Terkadang pertanyaan kenapa belum menikah atau tidak menikah diikuti oleh pernyataan yang sungguh menyakitkan seperti :
“Itulah kenapa milih-milih. Apa lagi yah dipilih?”
“Kriterianya nggak usah ketinggian,“
“Makanya jangan sekolah tinggi - tinggi,“ , …
Narik napas dulu mengingat pertanyaan lainnya soal desakan untuk menikah. Duh, disangka lagi main pentas drama sekolah kali yah, bisa semudah itu.
Sebagai perempuan, saya merasakan pertanyaan kapan menikah yang ditujukan kepada kami mendapatkan beban yang lebih melelahkan dibandingkan laki-laki.
Entah pembahasan berujung pada bahaya melahirkan di usia 35 tahun atau soal perempuan kalau sudah berumur tak akan laku-laku serta segala pernyataan yang tidak menyenangkan tentunya.
Paling menyebalkan adalah menganggap sebagai aib dalam lingkungan sosial. Iya ini terjadi bagi sebagian budaya masyarakat Indonesia. Seolah-olah tidak menikah atau tertundanya pernikahan adalah semacam melanggar norma sosial yang tidak tertulis.
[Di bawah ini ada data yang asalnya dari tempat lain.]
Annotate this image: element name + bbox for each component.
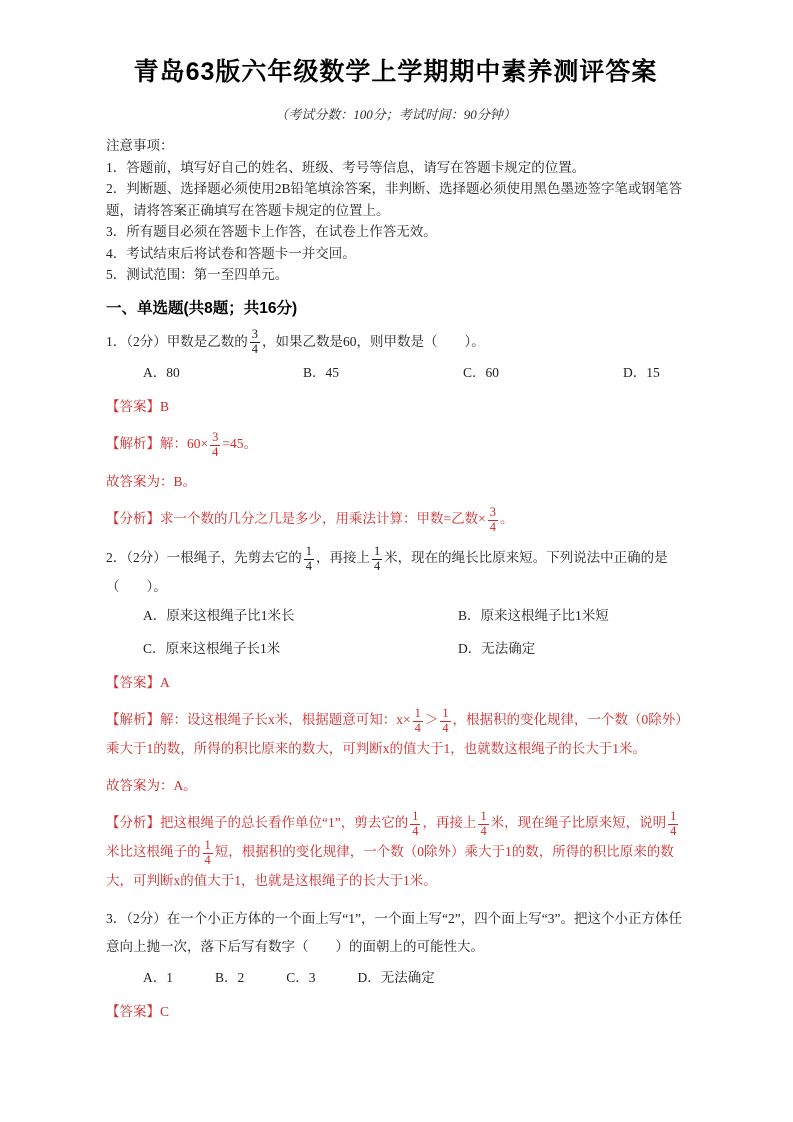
question-3-option-d: D．无法确定 (357, 970, 435, 986)
question-1-option-c: C．60 (463, 365, 500, 381)
question-1 (106, 328, 685, 535)
question-3-option-b: B．2 (215, 970, 245, 986)
question-3-options (106, 967, 685, 989)
question-1-option-d: D．15 (623, 365, 660, 381)
exam-meta-line: （考试分数：100分；考试时间：90分钟） (275, 107, 516, 122)
notice-item-1: 1．答题前，填写好自己的姓名、班级、考号等信息，请写在答题卡规定的位置。 (106, 159, 586, 175)
notice-item-3: 3．所有题目必须在答题卡上作答，在试卷上作答无效。 (106, 224, 437, 239)
fraction: $\frac{1}{4}$ (305, 544, 312, 574)
question-2-analysis: 【分析】把这根绳子的总长看作单位“1”，剪去它的 $\frac{1}{4}$ ，再接上 $\frac{1}{4}$ 米，现在绳子比原来短，说明 $\frac{1}{4}$ 米比这根绳子的 $\frac{1}{4}$ 短，根据积的变化规律，一个数（0除外）乘大于1的数，所得的积比原来的数大，可判断x的值大于1，也就是这根绳子的长大于1米。 (106, 809, 677, 889)
notice-item-5: 5．测试范围：第一至四单元。 (106, 267, 289, 282)
notice-item-2: 2．判断题、选择题必须使用2B铅笔填涂答案，非判断、选择题必须使用黑色墨迹签字笔或钢笔答题，请将答案正确填写在答题卡规定的位置上。 (106, 181, 683, 218)
question-1-option-a: A．80 (143, 365, 180, 381)
question-2-option-a: A．原来这根绳子比1米长 (143, 608, 295, 624)
question-2-explain: 【解析】解：设这根绳子长x米，根据题意可知：x× $\frac{1}{4}$ ＞ $\frac{1}{4}$ ，根据积的变化规律，一个数（0除外）乘大于1的数，所得的积比原来的数大，可判断x的值大于1，也就数这根绳子的长大于1米。 (106, 706, 683, 757)
fraction: $\frac{1}{4}$ (442, 706, 449, 736)
question-3 (106, 905, 685, 1026)
fraction: $\frac{1}{4}$ (373, 544, 381, 574)
question-1-options (106, 362, 685, 384)
question-2-answer: 【答案】A (106, 675, 170, 691)
question-1-answer: 【答案】B (106, 399, 170, 415)
notices-section (106, 135, 685, 286)
fraction: $\frac{1}{4}$ (412, 809, 419, 839)
question-3-answer: 【答案】C (106, 1004, 170, 1020)
question-2-options (106, 605, 685, 660)
question-1-conclusion: 故答案为：B。 (106, 474, 197, 490)
question-3-option-c: C．3 (286, 970, 316, 986)
question-1-stem: 1．（2分）甲数是乙数的 $\frac{3}{4}$ ，如果乙数是60，则甲数是（ ）。 (106, 327, 485, 357)
question-1-explain: 【解析】解：60× $\frac{3}{4}$ =45。 (106, 430, 257, 460)
question-1-analysis: 【分析】求一个数的几分之几是多少，用乘法计算：甲数=乙数× $\frac{3}{4}$ 。 (106, 505, 514, 535)
question-2-option-c: C．原来这根绳子长1米 (143, 641, 281, 657)
fraction: $\frac{3}{4}$ (212, 430, 219, 460)
fraction: $\frac{1}{4}$ (204, 838, 211, 868)
question-3-stem: 3．（2分）在一个小正方体的一个面上写“1”，一个面上写“2”，四个面上写“3”。把这个小正方体任意向上抛一次，落下后写有数字（ ）的面朝上的可能性大。 (106, 911, 682, 955)
question-2-conclusion: 故答案为：A。 (106, 778, 197, 794)
notices-heading: 注意事项： (106, 138, 174, 153)
question-2 (106, 544, 685, 895)
question-3-option-a: A．1 (143, 970, 173, 986)
question-2-option-d: D．无法确定 (458, 641, 536, 657)
fraction: $\frac{1}{4}$ (414, 706, 421, 736)
question-2-option-b: B．原来这根绳子比1米短 (458, 608, 609, 624)
fraction: $\frac{1}{4}$ (480, 809, 487, 839)
question-1-option-b: B．45 (303, 365, 340, 381)
question-2-stem: 2．（2分）一根绳子，先剪去它的 $\frac{1}{4}$ ，再接上 $\frac{1}{4}$ 米，现在的绳长比原来短。下列说法中正确的是（ ）。 (106, 544, 668, 595)
notice-item-4: 4．考试结束后将试卷和答题卡一并交回。 (106, 245, 356, 261)
fraction: $\frac{3}{4}$ (251, 327, 258, 357)
fraction: $\frac{3}{4}$ (489, 505, 496, 535)
page-title: 青岛63版六年级数学上学期期中素养测评答案 (133, 58, 658, 86)
fraction: $\frac{1}{4}$ (670, 809, 677, 839)
section-heading-single-choice: 一、单选题(共8题；共16分) (106, 299, 298, 317)
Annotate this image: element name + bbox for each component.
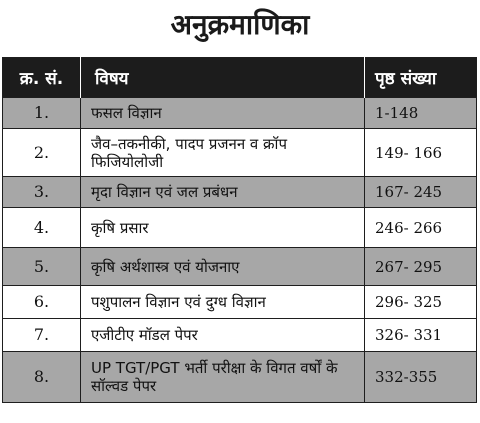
table-row: [3, 286, 477, 319]
row-number: 4.: [3, 208, 81, 248]
table-header-row: [3, 58, 477, 98]
row-number: 3.: [3, 177, 81, 208]
header-subject: विषय: [81, 58, 365, 98]
row-pages: 149- 166: [365, 129, 477, 177]
row-subject: पशुपालन विज्ञान एवं दुग्ध विज्ञान: [81, 286, 365, 319]
table-row: [3, 248, 477, 286]
row-number: 6.: [3, 286, 81, 319]
row-number: 8.: [3, 352, 81, 403]
row-subject: कृषि अर्थशास्त्र एवं योजनाए: [81, 248, 365, 286]
row-pages: 296- 325: [365, 286, 477, 319]
row-subject: फसल विज्ञान: [81, 98, 365, 129]
toc-table: [2, 57, 477, 403]
row-number: 1.: [3, 98, 81, 129]
row-pages: 267- 295: [365, 248, 477, 286]
table-row: [3, 129, 477, 177]
table-row: [3, 177, 477, 208]
row-subject: जैव–तकनीकी, पादप प्रजनन व क्रॉप फिजियोलोजी: [81, 129, 365, 177]
row-pages: 1-148: [365, 98, 477, 129]
row-pages: 326- 331: [365, 319, 477, 352]
row-pages: 167- 245: [365, 177, 477, 208]
page-title: अनुक्रमाणिका: [170, 8, 310, 41]
row-number: 7.: [3, 319, 81, 352]
row-subject: कृषि प्रसार: [81, 208, 365, 248]
table-row: [3, 98, 477, 129]
row-subject: मृदा विज्ञान एवं जल प्रबंधन: [81, 177, 365, 208]
row-subject: एजीटीए मॉडल पेपर: [81, 319, 365, 352]
table-row: [3, 208, 477, 248]
row-number: 2.: [3, 129, 81, 177]
row-number: 5.: [3, 248, 81, 286]
row-pages: 332-355: [365, 352, 477, 403]
header-pages: पृष्ठ संख्या: [365, 58, 477, 98]
table-row: [3, 352, 477, 403]
header-number: क्र. सं.: [3, 58, 81, 98]
table-row: [3, 319, 477, 352]
row-pages: 246- 266: [365, 208, 477, 248]
row-subject: UP TGT/PGT भर्ती परीक्षा के विगत वर्षों के सॉल्वड पेपर: [81, 352, 365, 403]
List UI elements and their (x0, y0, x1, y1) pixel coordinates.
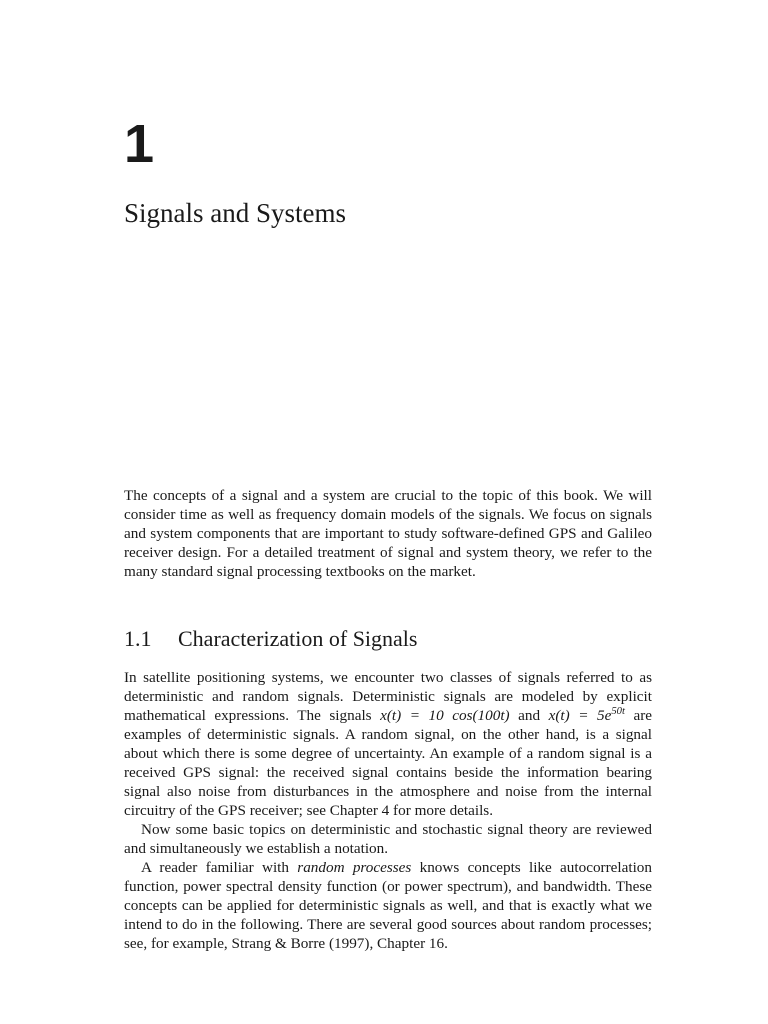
paragraph-1-and: and (509, 707, 549, 724)
intro-paragraph (124, 486, 652, 581)
paragraph-3 (124, 858, 652, 953)
equation-cosine: x(t) = 10 cos(100t) (380, 707, 510, 724)
paragraph-3-text-a: A reader familiar with (141, 859, 298, 876)
chapter-title: Signals and Systems (124, 198, 347, 228)
paragraph-3-emphasis: random processes (297, 859, 412, 876)
paragraph-1-text-a: In satellite positioning systems, we encounter two classes of signals referred to as deterministic and random signals. Deterministic signals are modeled by explicit mathematical expressions. The signals (124, 669, 652, 724)
paragraph-1 (124, 668, 652, 820)
intro-text: The concepts of a signal and a system are crucial to the topic of this book. We will consider time as well as frequency domain models of the signals. We focus on signals and system components that are important to study software-defined GPS and Galileo receiver design. For a detailed treatment of signal and system theory, we refer to the many standard signal processing textbooks on the market. (124, 487, 652, 580)
equation-exponential (549, 707, 625, 724)
section-body (124, 668, 652, 953)
paragraph-2: Now some basic topics on deterministic and stochastic signal theory are reviewed and simultaneously we establish a notation. (124, 821, 652, 857)
equation-exponential-base: x(t) = 5e (548, 707, 612, 724)
section-title: Characterization of Signals (178, 626, 418, 651)
equation-exponential-exponent: 50t (611, 705, 625, 717)
chapter-number: 1 (124, 114, 155, 174)
section-heading (124, 627, 417, 651)
paragraph-3-text-b: knows concepts like autocorrelation function, power spectral density function (or power spectrum), and bandwidth. These concepts can be applied for deterministic signals as well, and that is exactly what we intend to do in the following. There are several good sources about random processes; see, for example, Strang & Borre (1997), Chapter 16. (124, 859, 652, 952)
section-number: 1.1 (124, 626, 152, 651)
paragraph-1-text-b: are examples of deterministic signals. A random signal, on the other hand, is a signal about which there is some degree of uncertainty. An example of a random signal is a received GPS signal: the received signal contains beside the information bearing signal also noise from disturbances in the atmosphere and noise from the internal circuitry of the GPS receiver; see Chapter 4 for more details. (124, 707, 652, 819)
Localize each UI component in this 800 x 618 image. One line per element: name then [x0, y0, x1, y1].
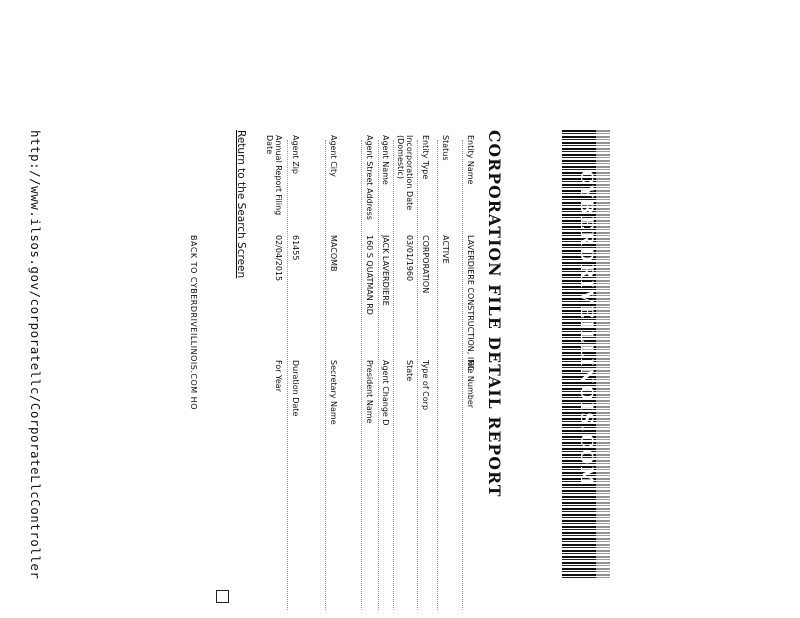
agent-name-label: Agent Name	[381, 135, 390, 185]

Desakan pertanyaan yang mengharuskan untuk melewati fase pernikahan pada kenyataan membuat saya akhirnya berada di titik enggan dan malas untuk berusaha menuju pernikahan.
Jangan memaksa kami melakukan sesuatu diluar kemampuan. Ingat, syarat utama dari sebuah pernikahan adalah menemukan pasangan yang tidak bisa disetujui begitu saja. Dan, hal tersulit dari keputusan untuk menikah adalah menemukan pasangan tentunya.
Ada banyak pertimbangan untuk menemui kehidupan menyenangkan saat akhirnya memutuskan untuk menuju pernikahan. Bahwa sejati pernikahan tidak saja soal pasangan yang satu frekuensi, tapi juga yang memiliki visi menentukan hidup seperti apa ingin di tujuan.